Осенью возвратился домой с первого похода в Крым чумак Максим. Семья его встретила с радостью. Первой новостью был рассказ о том, что у него родился сын и поп окрестил его Федором, а второй – что молодой пан Иван со всей дворней из Кролевец переселился в новый дом, а их хутор назван Жуковым.

Отклонимся в сторону от главной темы. Несколькими штрихами обрисуем портрет молодого барина Ивана Жука.

В юности он учился в Киеве, в том же коллегиуме, где чуть раньше учился его старший коллега Григорий Сковорода. Сковорода, вопреки своему кредо «Нехай в того мозок рвется, хто высоко в гору прется», окончил его, а Иван Жук – нет. Бросил.

Молодой барин порвал все учебники, сжег все святцы и махнул домой, в родные хутора. Отец не ругал. Даже одобрил поступок сына. Рад был, что «дитина вернулась до рiдной хаты. Хай, мол, сын теми науками голову не суше. Хиба ж таю науки пановi до цуки?». Мол, голова сына и руки для хозяйственного дела нужны!

По приезде сынок сразу зажил вольным казаком.
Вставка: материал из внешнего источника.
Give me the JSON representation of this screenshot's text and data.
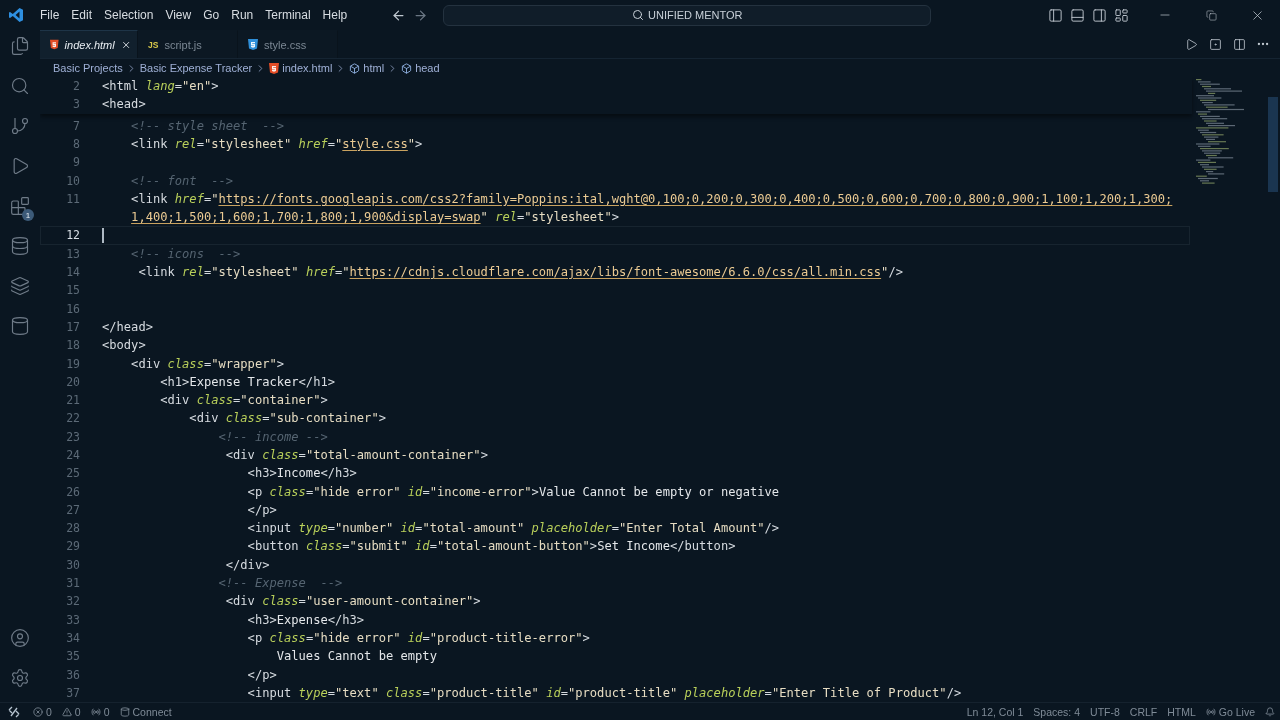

Поживет с месяц под отчей крышей, да и двинет на хутор под Глинское, погуляет там и оттуда за Ромны на дальние степные хутора заявится… И живет так паныч по хуторам, где все обильем дышит. Вечера проводит с хуторскими парубками да девками «пид тыхымы вербамы». Зиму – на «досвитках» да игрищах. То забредет в соседнее поместье, то ночь проведет в поле у костра с проезжими чумаками, то к косарям на покос завалится.